Не попасть под обаяние моего братца невозможно. Проверено неоднократно. Все девчонки, которые проявляли ко мне интерес, делали это только для того, чтобы подобраться к Андрюхе. Я-то, дурак, надеялся, что эта впервые запала на меня, интересуется лично мной, но и тут вышел облом! Стоило брату появиться на горизонте, она тут же перестала меня замечать.
Я поднялся из-за стола, схватил свой рюкзак и, развернувшись, столкнулся нос к носу с Федькой Соколовым.
– Макарёк! Почему на физре не был?
– Потому что ты там был.
– Не понял? – насупился Федька.
– Тебе и не надо.
Я увернулся от его объятий, явно не подразумевавших обоюдные дружеские похлопывания по спине.

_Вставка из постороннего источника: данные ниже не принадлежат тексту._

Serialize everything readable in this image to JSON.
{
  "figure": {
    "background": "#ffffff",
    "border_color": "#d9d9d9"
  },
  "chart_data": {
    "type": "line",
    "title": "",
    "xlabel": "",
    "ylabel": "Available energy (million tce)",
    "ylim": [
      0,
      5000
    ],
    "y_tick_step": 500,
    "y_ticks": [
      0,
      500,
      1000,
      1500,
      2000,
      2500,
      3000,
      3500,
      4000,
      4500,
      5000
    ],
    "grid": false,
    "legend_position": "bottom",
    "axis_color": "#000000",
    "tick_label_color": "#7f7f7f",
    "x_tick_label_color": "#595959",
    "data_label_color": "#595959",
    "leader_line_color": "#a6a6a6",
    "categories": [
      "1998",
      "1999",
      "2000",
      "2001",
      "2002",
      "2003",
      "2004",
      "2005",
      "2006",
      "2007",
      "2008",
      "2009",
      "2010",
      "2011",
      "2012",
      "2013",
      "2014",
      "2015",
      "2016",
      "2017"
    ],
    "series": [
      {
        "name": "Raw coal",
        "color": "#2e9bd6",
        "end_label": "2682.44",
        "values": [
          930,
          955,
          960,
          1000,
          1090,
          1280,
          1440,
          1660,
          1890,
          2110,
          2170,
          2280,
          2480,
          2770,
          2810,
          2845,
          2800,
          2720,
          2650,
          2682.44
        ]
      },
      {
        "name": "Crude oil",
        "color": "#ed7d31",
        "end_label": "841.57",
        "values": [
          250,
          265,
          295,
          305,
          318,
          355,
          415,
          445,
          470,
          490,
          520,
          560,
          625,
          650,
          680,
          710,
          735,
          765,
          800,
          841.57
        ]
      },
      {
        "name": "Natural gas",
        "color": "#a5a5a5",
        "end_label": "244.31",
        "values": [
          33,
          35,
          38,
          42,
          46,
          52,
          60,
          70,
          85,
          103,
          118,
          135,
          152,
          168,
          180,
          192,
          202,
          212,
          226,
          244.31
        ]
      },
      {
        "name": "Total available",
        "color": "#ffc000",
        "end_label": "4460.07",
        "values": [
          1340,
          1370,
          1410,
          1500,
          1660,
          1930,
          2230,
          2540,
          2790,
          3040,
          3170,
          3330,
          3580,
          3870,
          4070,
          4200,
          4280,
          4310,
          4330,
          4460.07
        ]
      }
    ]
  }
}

– Андрюха, твой мелкий идет против коллектива! – Соколов все-таки обхватил меня за шею, и вырваться из этой смертельной хватки было невозможно. – Сегодня опять не был на физре!
Он снова насильно усадил меня на скамью.
– В чем сопротивление? – Андрюха развернулся ко мне.
Рита с улыбкой наблюдала.
– Сопротивление в амперах, – полузадушенно пробормотал я из-под Федькиной руки.
– Неправильно, – засмеялся Андрюха. – В амперах – сила тока.
– Сейчас мы эту силу и применим! – обрадовался Соколов.
Ему явно было все равно, о какой силе речь, но, услышав знакомое слово, он принялся еще старательнее душить меня. Я почувствовал себя Бартом Симпсоном в руках отца.